Bunun için özel yöntemler gerekir. Bir kere, narsist bir kişinin her söylediğine ‘evet’ derseniz onun kölesi olmuş olursunuz. Narsist kişi, köle-efendi ilişkisi ister. Yani eşit şartlarda, yatay bir ilişki istemez. Hep kendisine itaat edilmesini ister. Bu da güç elindeyse köleleştirerek, gerekirse insanları esir alarak yaparlar. Aralarında kazanan-kaybeden ilişkisi vardır. O halde, narsist biriyle birlikteyseniz nazik olmak şartıyla bütün yanlışlarına ’hayır’ diyebilmeyi öğrenmeniz gerekebilir. Diğer bir yandan baktığımızda bu zorluklar ilişki açısından bir adım daha kolaylaştırıcı bir konumda olabilmektedirler.

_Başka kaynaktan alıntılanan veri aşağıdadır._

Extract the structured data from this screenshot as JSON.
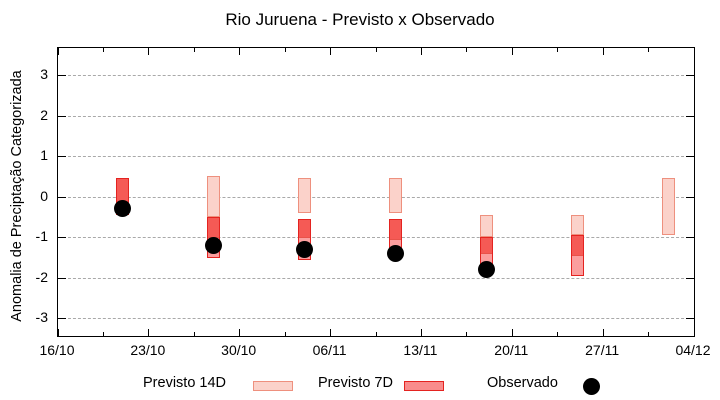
{
  "chart_data": {
    "type": "interval-bar+scatter",
    "title": "Rio Juruena - Previsto x Observado",
    "ylabel": "Anomalia de Preciptação Categorizada",
    "xlabel": "",
    "x_tick_labels": [
      "16/10",
      "23/10",
      "30/10",
      "06/11",
      "13/11",
      "20/11",
      "27/11",
      "04/12"
    ],
    "x_tick_days": [
      0,
      7,
      14,
      21,
      28,
      35,
      42,
      49
    ],
    "x_minor_tick_days": [
      3.5,
      10.5,
      17.5,
      24.5,
      31.5,
      38.5,
      45.5
    ],
    "y_ticks": [
      3,
      2,
      1,
      0,
      -1,
      -2,
      -3
    ],
    "ylim": [
      -3.45,
      3.65
    ],
    "grid": "horizontal-dotted",
    "legend": [
      "Previsto 14D",
      "Previsto 7D",
      "Observado"
    ],
    "colors": {
      "forecast14_fill": "#fbd2ca",
      "forecast14_border": "#ee907e",
      "forecast7_fill": "#fb9e9e",
      "forecast7_overlap_fill": "#f55a55",
      "forecast7_border": "#e42320",
      "observed": "#000000",
      "grid": "#a9a9a9"
    },
    "groups": [
      {
        "date": "21/10",
        "day": 5,
        "p14": null,
        "bar7": {
          "from": 0.45,
          "to": -0.45,
          "split": -0.45
        },
        "obs": -0.3
      },
      {
        "date": "28/10",
        "day": 12,
        "p14": {
          "from": 0.5,
          "to": -0.5
        },
        "bar7": {
          "from": -0.5,
          "to": -1.5,
          "split": -1.0
        },
        "obs": -1.2
      },
      {
        "date": "04/11",
        "day": 19,
        "p14": {
          "from": 0.45,
          "to": -0.4
        },
        "bar7": {
          "from": -0.55,
          "to": -1.55,
          "split": -1.0
        },
        "obs": -1.3
      },
      {
        "date": "11/11",
        "day": 26,
        "p14": {
          "from": 0.45,
          "to": -0.4
        },
        "bar7": {
          "from": -0.55,
          "to": -1.5,
          "split": -1.05
        },
        "obs": -1.4
      },
      {
        "date": "18/11",
        "day": 33,
        "p14": {
          "from": -0.45,
          "to": -1.0
        },
        "bar7": {
          "from": -1.0,
          "to": -1.7,
          "split": -1.4
        },
        "obs": -1.8
      },
      {
        "date": "25/11",
        "day": 40,
        "p14": {
          "from": -0.45,
          "to": -0.95
        },
        "bar7": {
          "from": -0.95,
          "to": -1.95,
          "split": -1.45
        },
        "obs": null
      },
      {
        "date": "02/12",
        "day": 47,
        "p14": {
          "from": 0.45,
          "to": -0.95
        },
        "bar7": null,
        "obs": null
      }
    ],
    "series": [
      {
        "name": "Previsto 14D",
        "type": "interval",
        "intervals": [
          [
            5,
            0.45,
            -0.45
          ],
          [
            12,
            0.5,
            -1.0
          ],
          [
            19,
            0.45,
            -1.0
          ],
          [
            26,
            0.45,
            -1.05
          ],
          [
            33,
            -0.45,
            -1.4
          ],
          [
            40,
            -0.45,
            -1.45
          ],
          [
            47,
            0.45,
            -0.95
          ]
        ]
      },
      {
        "name": "Previsto 7D",
        "type": "interval",
        "intervals": [
          [
            5,
            0.45,
            -0.45
          ],
          [
            12,
            -0.5,
            -1.5
          ],
          [
            19,
            -0.55,
            -1.55
          ],
          [
            26,
            -0.55,
            -1.5
          ],
          [
            33,
            -1.0,
            -1.7
          ],
          [
            40,
            -0.95,
            -1.95
          ]
        ]
      },
      {
        "name": "Observado",
        "type": "scatter",
        "points": [
          [
            5,
            -0.3
          ],
          [
            12,
            -1.2
          ],
          [
            19,
            -1.3
          ],
          [
            26,
            -1.4
          ],
          [
            33,
            -1.8
          ]
        ]
      }
    ]
  }
}
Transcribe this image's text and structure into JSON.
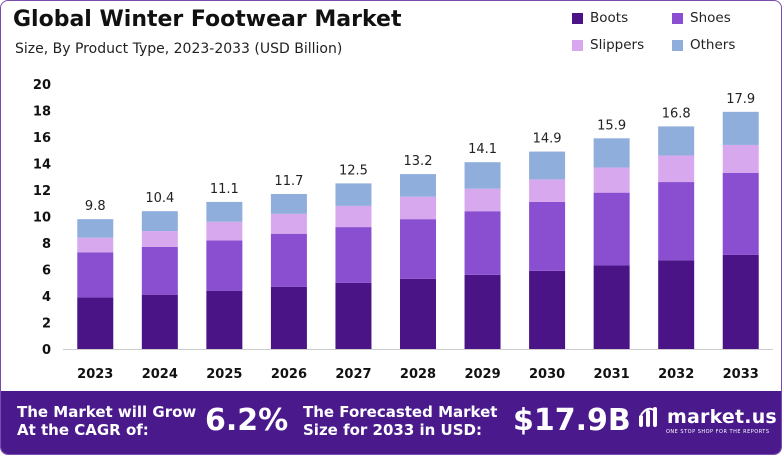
{
  "header": {
    "title": "Global Winter Footwear Market",
    "subtitle": "Size, By Product Type, 2023-2033 (USD Billion)"
  },
  "legend": [
    {
      "label": "Boots",
      "color": "#4a1486"
    },
    {
      "label": "Shoes",
      "color": "#8a4fd0"
    },
    {
      "label": "Slippers",
      "color": "#d8a8ee"
    },
    {
      "label": "Others",
      "color": "#8faedc"
    }
  ],
  "chart_data": {
    "type": "bar",
    "stacked": true,
    "title": "Global Winter Footwear Market",
    "subtitle": "Size, By Product Type, 2023-2033 (USD Billion)",
    "xlabel": "",
    "ylabel": "",
    "ylim": [
      0,
      20
    ],
    "yticks": [
      0,
      2,
      4,
      6,
      8,
      10,
      12,
      14,
      16,
      18,
      20
    ],
    "categories": [
      "2023",
      "2024",
      "2025",
      "2026",
      "2027",
      "2028",
      "2029",
      "2030",
      "2031",
      "2032",
      "2033"
    ],
    "series": [
      {
        "name": "Boots",
        "color": "#4a1486",
        "values": [
          3.9,
          4.1,
          4.4,
          4.7,
          5.0,
          5.3,
          5.6,
          5.9,
          6.3,
          6.7,
          7.1
        ]
      },
      {
        "name": "Shoes",
        "color": "#8a4fd0",
        "values": [
          3.4,
          3.6,
          3.8,
          4.0,
          4.2,
          4.5,
          4.8,
          5.2,
          5.5,
          5.9,
          6.2
        ]
      },
      {
        "name": "Slippers",
        "color": "#d8a8ee",
        "values": [
          1.1,
          1.2,
          1.4,
          1.5,
          1.6,
          1.7,
          1.7,
          1.7,
          1.9,
          2.0,
          2.1
        ]
      },
      {
        "name": "Others",
        "color": "#8faedc",
        "values": [
          1.4,
          1.5,
          1.5,
          1.5,
          1.7,
          1.7,
          2.0,
          2.1,
          2.2,
          2.2,
          2.5
        ]
      }
    ],
    "totals": [
      "9.8",
      "10.4",
      "11.1",
      "11.7",
      "12.5",
      "13.2",
      "14.1",
      "14.9",
      "15.9",
      "16.8",
      "17.9"
    ]
  },
  "footer": {
    "cagr_text_line1": "The Market will Grow",
    "cagr_text_line2": "At the CAGR of:",
    "cagr_value": "6.2%",
    "forecast_text_line1": "The Forecasted Market",
    "forecast_text_line2": "Size for 2033 in USD:",
    "forecast_value": "$17.9B",
    "brand_name": "market.us",
    "brand_tagline": "ONE STOP SHOP FOR THE REPORTS",
    "background_color": "#4a1a8c"
  }
}
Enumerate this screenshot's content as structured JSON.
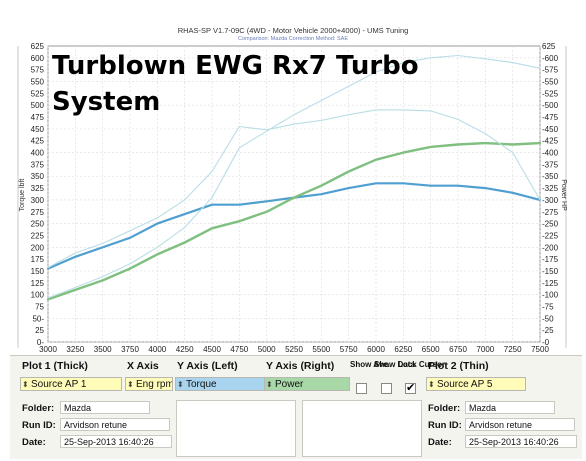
{
  "header": {
    "title": "RHAS-SP V1.7-09C  (4WD - Motor Vehicle 2000+4000) - UMS Tuning",
    "subtitle": "Comparison: Mazda    Correction Method: SAE"
  },
  "overlay": {
    "line1": "Turblown EWG Rx7 Turbo",
    "line2": "System"
  },
  "chart_data": {
    "type": "line",
    "xlabel": "",
    "ylabel_left": "Torque lbft",
    "ylabel_right": "Power HP",
    "xlim": [
      3000,
      7500
    ],
    "ylim": [
      0,
      625
    ],
    "x_ticks": [
      "3000",
      "3250",
      "3500",
      "3750",
      "4000",
      "4250",
      "4500",
      "4750",
      "5000",
      "5250",
      "5500",
      "5750",
      "6000",
      "6250",
      "6500",
      "6750",
      "7000",
      "7250",
      "7500"
    ],
    "y_ticks": [
      "0-",
      "25",
      "50-",
      "75",
      "100",
      "125",
      "150",
      "175",
      "200",
      "225",
      "250",
      "275",
      "300",
      "325",
      "350",
      "375",
      "400",
      "425",
      "450",
      "475",
      "500",
      "525",
      "550",
      "575",
      "600",
      "625"
    ],
    "y_ticks_right": [
      "-0",
      "-25",
      "-50",
      "-75",
      "-100",
      "-125",
      "-150",
      "-175",
      "-200",
      "-225",
      "-250",
      "-275",
      "-300",
      "-325",
      "-350",
      "-375",
      "-400",
      "-425",
      "-450",
      "-475",
      "-500",
      "-525",
      "-550",
      "-575",
      "-600",
      "625"
    ],
    "grid": true,
    "series": [
      {
        "color": "#4f9fd0",
        "width": 2.2,
        "x": [
          3000,
          3250,
          3500,
          3750,
          4000,
          4250,
          4500,
          4750,
          5000,
          5250,
          5500,
          5750,
          6000,
          6250,
          6500,
          6750,
          7000,
          7250,
          7500
        ],
        "y": [
          155,
          180,
          200,
          220,
          250,
          270,
          290,
          290,
          297,
          305,
          312,
          325,
          335,
          335,
          330,
          330,
          325,
          315,
          300
        ]
      },
      {
        "color": "#7fbf7f",
        "width": 2.4,
        "x": [
          3000,
          3250,
          3500,
          3750,
          4000,
          4250,
          4500,
          4750,
          5000,
          5250,
          5500,
          5750,
          6000,
          6250,
          6500,
          6750,
          7000,
          7250,
          7500
        ],
        "y": [
          90,
          110,
          130,
          155,
          185,
          210,
          240,
          255,
          275,
          305,
          330,
          360,
          385,
          400,
          412,
          417,
          420,
          417,
          420
        ]
      },
      {
        "color": "#b9dde6",
        "width": 1.1,
        "x": [
          3000,
          3250,
          3500,
          3750,
          4000,
          4250,
          4500,
          4750,
          5000,
          5250,
          5500,
          5750,
          6000,
          6250,
          6500,
          6750,
          7000,
          7250,
          7500
        ],
        "y": [
          157,
          188,
          208,
          235,
          262,
          300,
          360,
          455,
          448,
          460,
          468,
          480,
          490,
          490,
          488,
          470,
          440,
          400,
          300
        ]
      },
      {
        "color": "#b9dde6",
        "width": 1.1,
        "x": [
          3000,
          3250,
          3500,
          3750,
          4000,
          4250,
          4500,
          4750,
          5000,
          5250,
          5500,
          5750,
          6000,
          6250,
          6500,
          6750,
          7000,
          7250,
          7500
        ],
        "y": [
          93,
          115,
          138,
          165,
          200,
          242,
          305,
          410,
          445,
          480,
          510,
          540,
          570,
          590,
          600,
          605,
          598,
          590,
          578
        ]
      }
    ]
  },
  "panel": {
    "plot1_label": "Plot 1 (Thick)",
    "plot1_value": "Source AP 1",
    "xaxis_label": "X Axis",
    "xaxis_value": "Eng rpm",
    "yleft_label": "Y Axis (Left)",
    "yleft_value": "Torque",
    "yright_label": "Y Axis (Right)",
    "yright_value": "Power",
    "show_ave": "Show Ave.",
    "show_data": "Show Data",
    "lock_cursor": "Lock Cursor",
    "plot2_label": "Plot 2 (Thin)",
    "plot2_value": "Source AP 5",
    "folder_label": "Folder:",
    "runid_label": "Run ID:",
    "date_label": "Date:",
    "left": {
      "folder": "Mazda",
      "runid": "Arvidson retune",
      "date": "25-Sep-2013  16:40:26"
    },
    "right": {
      "folder": "Mazda",
      "runid": "Arvidson retune",
      "date": "25-Sep-2013  16:40:26"
    },
    "lock_cursor_checked": "✔"
  }
}
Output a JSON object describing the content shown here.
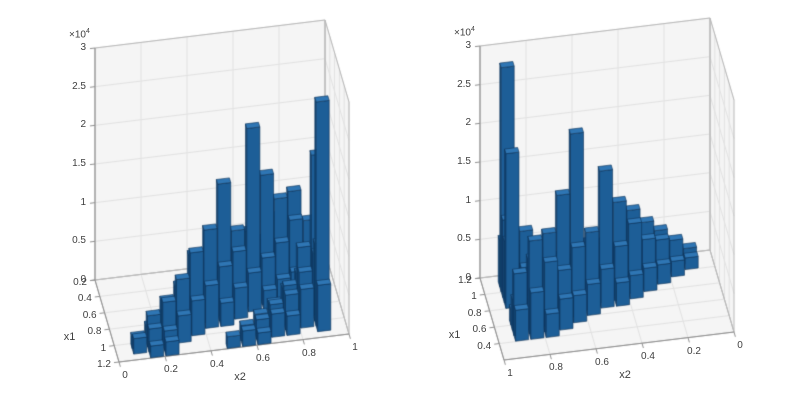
{
  "page": {
    "background": "#ffffff"
  },
  "chart_data": {
    "type": "bar",
    "subtype": "3d-histogram-bar3",
    "title": "",
    "xlabel": "x2",
    "ylabel": "x1",
    "zlim": [
      0,
      30000
    ],
    "x1_range": [
      0.2,
      1.2
    ],
    "x2_range": [
      0,
      1
    ],
    "n_bins": 15,
    "z_exponent": {
      "base": "×10",
      "power": "4"
    },
    "z_tick_values": [
      0,
      5000,
      10000,
      15000,
      20000,
      25000,
      30000
    ],
    "counts": [
      [
        0,
        0,
        0,
        0,
        0,
        0,
        0,
        0,
        0,
        0,
        0,
        0,
        0,
        0,
        0
      ],
      [
        0,
        0,
        0,
        0,
        0,
        0,
        0,
        0,
        0,
        0,
        0,
        0,
        0,
        0,
        0
      ],
      [
        0,
        0,
        0,
        0,
        0,
        0,
        0,
        0,
        0,
        0,
        0,
        0,
        0,
        0,
        0
      ],
      [
        0,
        0,
        0,
        0,
        0,
        0,
        0,
        0,
        0,
        0,
        0,
        3000,
        6000,
        4000,
        0
      ],
      [
        0,
        0,
        0,
        0,
        0,
        0,
        0,
        0,
        0,
        0,
        4000,
        9000,
        12000,
        8000,
        0
      ],
      [
        0,
        0,
        0,
        0,
        0,
        0,
        0,
        0,
        0,
        3500,
        7000,
        12000,
        9000,
        4000,
        0
      ],
      [
        0,
        0,
        0,
        0,
        0,
        0,
        0,
        0,
        4000,
        9000,
        16000,
        7000,
        3000,
        2000,
        0
      ],
      [
        0,
        0,
        0,
        0,
        0,
        0,
        3000,
        5000,
        10000,
        23000,
        6000,
        3000,
        0,
        0,
        0
      ],
      [
        0,
        0,
        0,
        0,
        0,
        3000,
        7000,
        17000,
        8000,
        5000,
        2500,
        0,
        0,
        0,
        0
      ],
      [
        0,
        0,
        0,
        0,
        3000,
        9000,
        12000,
        7000,
        4000,
        0,
        0,
        0,
        5000,
        20000,
        0
      ],
      [
        0,
        0,
        0,
        2500,
        6000,
        10000,
        5500,
        3000,
        0,
        0,
        0,
        4000,
        9000,
        8000,
        0
      ],
      [
        0,
        0,
        2000,
        5000,
        7500,
        4500,
        0,
        0,
        0,
        0,
        3000,
        5000,
        6500,
        10000,
        0
      ],
      [
        0,
        1500,
        4000,
        5500,
        3500,
        0,
        0,
        0,
        0,
        2500,
        3500,
        4500,
        5000,
        29000,
        0
      ],
      [
        0,
        2000,
        3000,
        2500,
        0,
        0,
        0,
        0,
        2000,
        2500,
        3000,
        2500,
        0,
        6000,
        0
      ],
      [
        0,
        0,
        1500,
        1800,
        0,
        0,
        0,
        1500,
        2000,
        1500,
        0,
        0,
        0,
        0,
        0
      ]
    ],
    "plots": [
      {
        "name": "left",
        "z_ticks": [
          "0",
          "0.5",
          "1",
          "1.5",
          "2",
          "2.5",
          "3"
        ],
        "x1_ticks": [
          "0.2",
          "0.4",
          "0.6",
          "0.8",
          "1",
          "1.2"
        ],
        "x2_ticks": [
          "0",
          "0.2",
          "0.4",
          "0.6",
          "0.8",
          "1"
        ],
        "x1_reversed": false,
        "x2_reversed": false,
        "xlabel": "x2",
        "ylabel": "x1"
      },
      {
        "name": "right",
        "z_ticks": [
          "0",
          "0.5",
          "1",
          "1.5",
          "2",
          "2.5",
          "3"
        ],
        "x1_ticks": [
          "1.2",
          "1",
          "0.8",
          "0.6",
          "0.4"
        ],
        "x2_ticks": [
          "1",
          "0.8",
          "0.6",
          "0.4",
          "0.2",
          "0"
        ],
        "x1_reversed": true,
        "x2_reversed": true,
        "xlabel": "x2",
        "ylabel": "x1"
      }
    ],
    "colors": {
      "bar_top": "#2f76b4",
      "bar_front": "#1d5e97",
      "bar_side": "#174e80",
      "bar_edge": "#0e3257",
      "wall": "#f5f5f5",
      "grid": "#e2e2e2",
      "box": "#b8b8b8",
      "axis": "#8f8f8f",
      "text": "#3f3f3f"
    }
  }
}
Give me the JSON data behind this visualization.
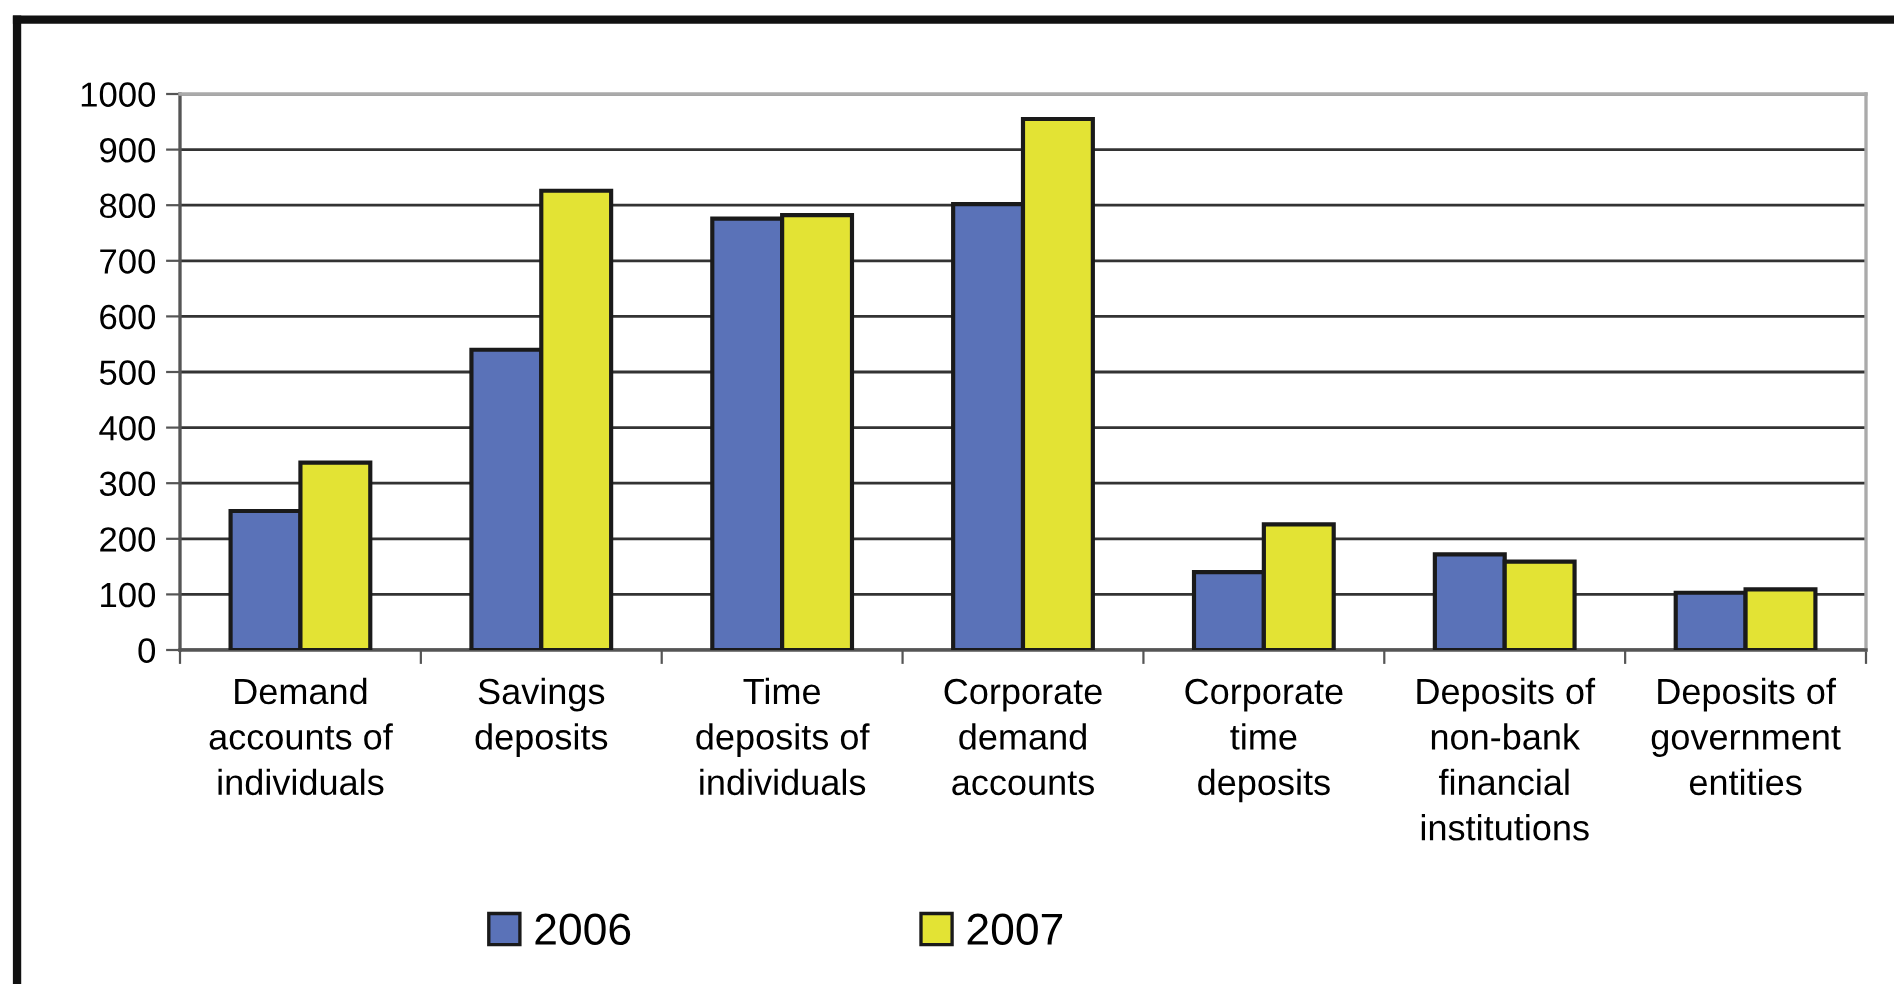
{
  "chart_data": {
    "type": "bar",
    "categories": [
      "Demand\naccounts of\nindividuals",
      "Savings\ndeposits",
      "Time\ndeposits of\nindividuals",
      "Corporate\ndemand\naccounts",
      "Corporate\ntime\ndeposits",
      "Deposits of\nnon-bank\nfinancial\ninstitutions",
      "Deposits of\ngovernment\nentities"
    ],
    "series": [
      {
        "name": "2006",
        "color": "#5a72b8",
        "values": [
          250,
          540,
          776,
          802,
          140,
          172,
          103
        ]
      },
      {
        "name": "2007",
        "color": "#e3e334",
        "values": [
          337,
          826,
          782,
          955,
          226,
          159,
          109
        ]
      }
    ],
    "ylim": [
      0,
      1000
    ],
    "yticks": [
      0,
      100,
      200,
      300,
      400,
      500,
      600,
      700,
      800,
      900,
      1000
    ],
    "grid": "y",
    "legend": "bottom"
  }
}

Narsist birey, karşı tarafa her zaman açıkça hükmetmez, bunu genelde manipülasyon yoluyla yapar ve karşı tarafı suçlar. Bu ilişkilerde birey haksız da olsa karşı tarafa bunu yansıtır. Genellikle kişide özgüven eksikliğine ve kişinin kendini yetersiz hissetmesine bağlı olarak ortaya çıkan bu kişilik bozukluğu, kişide kendini aşırı beğenmek, kibirli olmak, insanları küçük görmek gibi belirtiler ile görülebilmektedir. Kendilerince daha zeki, daha güzel, daha başarılı insanlardırlar. Narsist bireyler, hayatlarını daha kontrolcü bir şekilde sürdürmeye çalışırlar ve bu noktada daha yorucu bir hayata sahip olabilmektedirler. Kontrolün ellerinden gittiğini anlayan bu bireyler, kendi özgüvenlerinin zedelendiğini fark edip karşı tarafa kendilerince cephe alabilmektedirler. Aynı zamanda narsist bireyler karşı tarafı manipüle edip kendinin haklı çıktığını fark ettiğinde bu durumdan yorulmaz, aksine beslendiğini ve zevk aldığını hisseder.
Bahsedebileceğim bir diğer nokta; bireyin ve karşı tarafın duygularını kontrol edebilmekten beslendiği bir durum olan narsisizm ile ilgili duygu kontrolüdür.
Duygu kontrolü, bir öz yönetimdir ve duygusal zekâ yetkinliklerinden bir tanesidir. Duygu kontrolü farkındalıkla başlar, kendinin ve başkasının farkında olan kişi ihtiyaçları ve buna bağlı çözümleri görebilmektedir. Öz yönetim ise, kişinin benliği ile iç içe kalma durumudur. Birey kendi yönetimini kurmaya çalışırken bir yandan da içten içe kendi benliğinin kontrolünü de ele almaktadır. İnsanın hedeflerine ulaşabilmesi için düşünce, duygu ve davranışlarını kontrol edebilmesi çok önemlidir. Unutulmamalıdır ki, duygularımız düşüncelerimize, düşüncelerimiz ise davranışlarımıza dönüşür. Ne hissedersek öyle davranmak ya da öyle davranmak durumunda kalabilmek kontrolü elinde tutmaya çalışan bireyler için bazı durumlarda zorlayıcı olabilmektedir. ‘Öz düzenleme becerisi’ olarak tanımlanan bu durumu, bireyin kendisini, duygu ve düşüncelerini kontrol etmesi olarak tanımlayabiliriz. Ayrıca bireyin bir hedef belirlemesi ve bu hedef doğrultusunda harekete geçebilmesini de ifade etmektedir. Aynı zamanda kişinin benliği üzerinde benlik tarafından kontrol edilme çabası olarak da tanımlayabiliriz.
Araştırmacılar, öz düzenlemeyi bir yaşam becerisi olarak tanımlayarak, erken yaşta edinilmesinin önemine işaret etmekte ve “Onlara sabretmeyi, istedikleri şeyler için sıra beklemeleri gerektiğini öğretin. İstedikleri her şeyi hemen yerine getirmeyin” önerisi ile bizlere yol gösterici bir çerçeve sunmaya çalışmaktadırlar. Çoğu noktada olduğu gibi ‘Kontrol etmeyi de kontrol etmek istiyorum’ diyen bireylerin de bu doğrultuda çocukluk yaşantılarıyla yakından bir ilişki içerisinde olduğundan bahsedebiliriz. Bireyin çocukluk yaşantıları sonucu, kontrolsüz bakım verenlerinin aksine, yetişkinlik döneminde bu durumu telafi edebilmek için aşırı kontrolcü bir birey haline gelmesini bu durumla açıklayabiliriz. En nihayetinde kontrolsüzlüğün yarattığı aşırı kontrol hissini kontrol etmeye çalışırken kendi iç dünyamızın kontrolünü kaygılara bırakarak hareket edersek, daha da yorulabilir ve kendimizi başladığımız noktanın daha da gerisinde bulabiliriz.